Bylaws set forth the internal rules and procedures for running your corporation. There is no set form that bylaws must take under federal or state law, and you need not file these documents with any government office. However, there are several issues that should be addressed in your bylaws to ensure that your corporation operates effectively.
It is important to distinguish corporate bylaws from your company's articles of incorporation. The articles serve as the functional equivalent to a constitution for your business. The articles must conform to certain legal requirements, and they are usually filed at your local secretary of state's office. The articles are limited in detail and typically require you to provide the names and addresses of the individuals involved in forming the company, as well as a short statement regarding the purpose of your business. Bylaws, by contrast, fully address the internal protocol and procedures for operating your business, often in great detail. The articles are kept on file with your corporate documents. In a sense, the articles provide basic information to government agencies and the public, whereas bylaws create an internal reference manual for those actually involved in running the company.
Board of Directors
A standard issue that you should address in your bylaws is the functioning of the board of directors. The owners of a corporation are often referred to as members, or as shareholders if the company issues stock, and are in charge of electing directors. Directors are those individuals tasked with collectively making strategic and financial decisions for the corporation and ensuring compliance with all regulations and accounting rules. Decisions made by the board influence the actions of the officers who manage the company, such as the president and secretary, as well as the employees. Typical matters covered in the bylaws include outlining the responsibilities of the directors, specifying the size of the board and detailing the manner of election for directors and their terms of office.

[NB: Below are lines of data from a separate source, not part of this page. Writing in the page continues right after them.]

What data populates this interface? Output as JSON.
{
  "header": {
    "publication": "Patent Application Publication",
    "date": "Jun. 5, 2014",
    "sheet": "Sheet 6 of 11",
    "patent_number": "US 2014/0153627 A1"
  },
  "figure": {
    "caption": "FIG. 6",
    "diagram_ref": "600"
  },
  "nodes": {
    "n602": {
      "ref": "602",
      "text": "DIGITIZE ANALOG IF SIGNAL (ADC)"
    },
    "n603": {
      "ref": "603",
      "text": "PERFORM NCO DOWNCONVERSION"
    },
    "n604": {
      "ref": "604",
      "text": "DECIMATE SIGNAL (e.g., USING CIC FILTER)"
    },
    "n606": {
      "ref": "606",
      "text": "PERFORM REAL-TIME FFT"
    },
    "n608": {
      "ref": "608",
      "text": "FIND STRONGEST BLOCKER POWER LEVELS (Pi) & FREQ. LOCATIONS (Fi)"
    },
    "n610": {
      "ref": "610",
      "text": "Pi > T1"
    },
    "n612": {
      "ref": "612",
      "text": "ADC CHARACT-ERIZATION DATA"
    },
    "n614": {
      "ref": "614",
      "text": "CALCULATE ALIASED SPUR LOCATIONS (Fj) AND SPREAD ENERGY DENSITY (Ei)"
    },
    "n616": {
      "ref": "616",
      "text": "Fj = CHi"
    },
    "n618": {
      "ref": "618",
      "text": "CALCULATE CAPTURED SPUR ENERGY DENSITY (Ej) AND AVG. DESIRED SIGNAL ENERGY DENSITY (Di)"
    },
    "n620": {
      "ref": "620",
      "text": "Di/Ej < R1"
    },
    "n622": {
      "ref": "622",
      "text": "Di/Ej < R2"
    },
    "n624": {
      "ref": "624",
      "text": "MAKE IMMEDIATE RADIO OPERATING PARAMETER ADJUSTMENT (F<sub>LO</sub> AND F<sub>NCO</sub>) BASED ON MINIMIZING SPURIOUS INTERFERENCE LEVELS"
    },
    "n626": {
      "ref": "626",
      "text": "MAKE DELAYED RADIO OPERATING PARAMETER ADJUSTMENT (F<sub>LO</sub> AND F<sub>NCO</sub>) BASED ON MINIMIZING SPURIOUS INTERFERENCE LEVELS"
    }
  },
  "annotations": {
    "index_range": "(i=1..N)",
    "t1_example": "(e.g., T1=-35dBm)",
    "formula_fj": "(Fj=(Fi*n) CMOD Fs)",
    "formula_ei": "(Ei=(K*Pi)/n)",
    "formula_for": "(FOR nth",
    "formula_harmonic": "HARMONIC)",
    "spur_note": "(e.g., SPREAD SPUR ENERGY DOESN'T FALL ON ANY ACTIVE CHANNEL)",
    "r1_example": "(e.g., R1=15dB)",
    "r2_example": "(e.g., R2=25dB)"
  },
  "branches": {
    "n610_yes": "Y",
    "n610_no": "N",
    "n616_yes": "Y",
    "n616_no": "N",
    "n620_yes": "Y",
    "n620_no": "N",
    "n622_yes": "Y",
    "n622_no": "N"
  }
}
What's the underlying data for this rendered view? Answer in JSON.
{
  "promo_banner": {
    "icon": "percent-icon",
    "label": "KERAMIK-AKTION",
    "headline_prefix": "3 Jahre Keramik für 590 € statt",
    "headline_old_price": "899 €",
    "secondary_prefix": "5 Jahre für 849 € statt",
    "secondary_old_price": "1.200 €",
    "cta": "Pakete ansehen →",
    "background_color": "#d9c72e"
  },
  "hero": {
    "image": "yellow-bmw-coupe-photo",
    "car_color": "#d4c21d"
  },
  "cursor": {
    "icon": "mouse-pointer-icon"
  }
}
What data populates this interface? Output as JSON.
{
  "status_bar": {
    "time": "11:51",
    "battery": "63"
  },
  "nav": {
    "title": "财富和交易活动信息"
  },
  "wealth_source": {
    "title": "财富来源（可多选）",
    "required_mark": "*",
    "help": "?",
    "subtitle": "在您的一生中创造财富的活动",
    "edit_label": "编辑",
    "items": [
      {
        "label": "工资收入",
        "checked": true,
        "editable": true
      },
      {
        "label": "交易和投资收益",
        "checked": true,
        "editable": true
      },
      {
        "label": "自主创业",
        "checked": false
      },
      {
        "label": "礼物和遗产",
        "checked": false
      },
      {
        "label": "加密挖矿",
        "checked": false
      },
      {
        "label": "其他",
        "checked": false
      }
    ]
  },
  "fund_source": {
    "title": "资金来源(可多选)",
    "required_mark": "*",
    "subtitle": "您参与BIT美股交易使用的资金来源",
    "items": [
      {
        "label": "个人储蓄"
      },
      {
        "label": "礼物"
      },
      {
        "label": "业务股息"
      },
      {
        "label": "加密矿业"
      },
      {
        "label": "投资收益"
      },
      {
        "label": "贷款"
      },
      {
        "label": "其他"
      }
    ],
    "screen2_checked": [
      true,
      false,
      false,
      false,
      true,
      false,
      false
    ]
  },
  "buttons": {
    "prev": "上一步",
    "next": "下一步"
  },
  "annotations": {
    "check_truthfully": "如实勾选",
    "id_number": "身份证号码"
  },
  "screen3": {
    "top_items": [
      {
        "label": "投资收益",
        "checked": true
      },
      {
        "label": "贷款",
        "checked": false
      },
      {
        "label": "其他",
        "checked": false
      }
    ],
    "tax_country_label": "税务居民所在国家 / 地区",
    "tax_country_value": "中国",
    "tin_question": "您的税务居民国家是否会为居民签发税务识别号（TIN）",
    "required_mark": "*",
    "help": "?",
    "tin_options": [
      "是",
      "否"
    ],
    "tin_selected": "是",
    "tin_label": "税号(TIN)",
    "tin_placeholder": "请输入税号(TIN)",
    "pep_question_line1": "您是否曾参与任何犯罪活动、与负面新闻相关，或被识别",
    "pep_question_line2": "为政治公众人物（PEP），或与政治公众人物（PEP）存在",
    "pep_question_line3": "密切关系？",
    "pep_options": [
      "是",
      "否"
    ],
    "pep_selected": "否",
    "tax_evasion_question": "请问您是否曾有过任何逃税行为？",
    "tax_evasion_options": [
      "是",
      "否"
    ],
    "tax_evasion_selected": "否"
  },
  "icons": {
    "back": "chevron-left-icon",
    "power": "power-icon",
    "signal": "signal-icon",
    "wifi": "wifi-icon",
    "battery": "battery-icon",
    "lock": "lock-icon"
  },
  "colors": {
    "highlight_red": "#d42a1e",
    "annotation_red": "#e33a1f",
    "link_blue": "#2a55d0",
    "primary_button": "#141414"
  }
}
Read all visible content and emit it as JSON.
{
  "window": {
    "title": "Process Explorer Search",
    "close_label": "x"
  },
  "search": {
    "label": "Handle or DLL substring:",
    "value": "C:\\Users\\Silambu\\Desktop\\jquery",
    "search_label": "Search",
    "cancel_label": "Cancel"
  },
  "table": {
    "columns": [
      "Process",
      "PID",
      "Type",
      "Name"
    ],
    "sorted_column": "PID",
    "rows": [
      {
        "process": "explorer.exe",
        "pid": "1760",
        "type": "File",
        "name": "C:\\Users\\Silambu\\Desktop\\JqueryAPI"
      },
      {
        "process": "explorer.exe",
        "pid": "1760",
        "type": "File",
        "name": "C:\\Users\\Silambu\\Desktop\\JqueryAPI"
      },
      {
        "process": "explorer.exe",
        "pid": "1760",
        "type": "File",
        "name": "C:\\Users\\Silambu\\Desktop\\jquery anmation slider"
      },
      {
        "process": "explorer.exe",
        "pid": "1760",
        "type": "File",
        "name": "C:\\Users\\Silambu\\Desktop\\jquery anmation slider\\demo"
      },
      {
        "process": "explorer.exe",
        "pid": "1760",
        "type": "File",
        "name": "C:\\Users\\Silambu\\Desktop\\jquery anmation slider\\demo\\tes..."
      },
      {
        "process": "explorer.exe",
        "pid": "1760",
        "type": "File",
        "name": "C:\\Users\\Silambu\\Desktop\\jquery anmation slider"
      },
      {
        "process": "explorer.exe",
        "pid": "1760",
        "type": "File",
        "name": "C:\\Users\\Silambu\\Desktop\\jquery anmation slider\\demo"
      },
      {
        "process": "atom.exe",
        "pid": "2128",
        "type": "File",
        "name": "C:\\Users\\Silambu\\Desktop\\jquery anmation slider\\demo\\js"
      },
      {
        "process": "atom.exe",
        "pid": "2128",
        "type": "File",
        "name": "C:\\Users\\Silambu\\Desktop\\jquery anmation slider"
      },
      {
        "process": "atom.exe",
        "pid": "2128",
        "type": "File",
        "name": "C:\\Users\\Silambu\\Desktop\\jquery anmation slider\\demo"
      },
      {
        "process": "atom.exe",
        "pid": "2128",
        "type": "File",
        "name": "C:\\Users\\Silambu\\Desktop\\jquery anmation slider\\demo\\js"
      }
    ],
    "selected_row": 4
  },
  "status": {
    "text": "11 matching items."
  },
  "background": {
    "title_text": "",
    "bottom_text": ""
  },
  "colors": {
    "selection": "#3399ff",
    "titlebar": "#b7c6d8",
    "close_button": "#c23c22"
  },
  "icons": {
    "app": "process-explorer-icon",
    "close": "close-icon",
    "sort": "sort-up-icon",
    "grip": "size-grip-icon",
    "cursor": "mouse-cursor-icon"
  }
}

You should also address corporate meetings in your bylaws. Specifically, the bylaws should indicate who may call meetings, the place of the meetings and how directors and members are to be notified. Bylaws also should indicate how many members or directors must be present for corporate action to occur, referred to as a quorum, and what constitutes a majority vote. An example might be requiring a supermajority vote, meaning two-thirds majority, for any amendments to the bylaws. The bylaws should also address whether action can be taken without meetings, and whether voting can be done without a member or director actually present, known as proxy voting.
Conflict of Interest
Your corporation also should provide a conflict of interest policy in the bylaws. A conflict of interest can arise if a director stands to personally gain from a particular course of action taken by the corporation. An example might be if your business was interested in acquiring a warehouse to house corporate assets and a director recommends purchasing or renting the warehouse from his privately held real estate company. A properly drafted conflict of interest policy can help avoid the appearance of self-dealing in these cases. Examples of conflict policies include requiring disclosure of the conflict by the director and then requiring the director to abstain from voting on that particular issue.